Bu bekleyişin sonu yoktur.
Çünkü düşmanlarının sonu yoktur...
Biri biter, diğeri gelir ardından.
Ve sen düşmanlarınla uğraşmaktan bezgin ve
kimsesiz sevginle uğrasmaya dayanamaz, öylece kalırsın...
Yalnızlığınla birlikte düşersiniz boşluğa.
O çok korktuğun bosluga...
Öyle kirletirsin ki yalnızlığını,
o kirlettiğin yalnızlığını sevsinler diye, dünyanın en samimiyetsiz insanlarına,
kardeşim, diye sarılırsın...
Biliyor musun, sen benim o çok eski halimsin...
Sana bakıyorum yazılarımı yazdığım bu soğuk, bu uzak odadan.
Bana umutsuzca sevdalanmanı seyrediyorum.
Bende hiç umut yokken, beni vazgeçilmezin yapmanı seyrediyorum...
Seni seyrediyorum sevgili, seni...
Saçlarındaki kan kokusunu içime çekiyorum.
Yıllar önceki kendi kokumu içime çekiyorum...
Hayır, acımıyorum sana, sendeki kendimi özlüyorum en çok.
Sendeki o çocuk cesaretini, o çıplak sevgiyi özlüyorum.
Sendeki o kanayan, o kimsesiz, ama saf,
o tepeden tırnağa sevgiye inanan kendimi özlüyorum...
Bedelsiz, acıtmayan, hesap sormayan ve çok savunmasız bir güzelliğin vardı senin...
Duygusuzlara göre çok kolaydın.
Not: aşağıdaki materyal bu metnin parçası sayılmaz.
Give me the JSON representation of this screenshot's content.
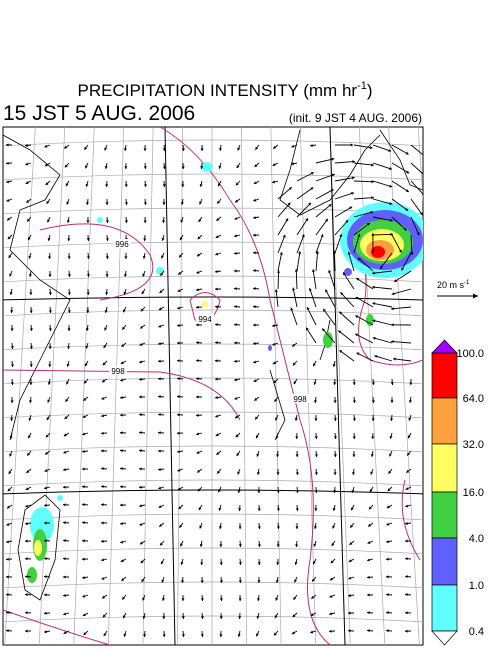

Kurbanın o doyumsuz şehveti vardı sende.
En kırgın, en yaralı insanları bile bir cellat yapardı o saf, o gerçeküstü sevgin...
Seyrederdim seni o uzak odamda,
bir şey yapamadan seyrederdim seni yazarken...
*****
Bugünün insanı kimden korkuyorsa,
kim ona yok ettigi kendisini hatırlatıyorsa onu öldürmek ister sevgili.
***** Kabul et artık,
kimi sevsen,
kimin özgürlüğünü istesen ölümünü istemedi mi senden.
İstemedi mi?... Kabul et artık...
Ben onlardan hiç olmadım. Ben gözümü senden hiç ayırmadım.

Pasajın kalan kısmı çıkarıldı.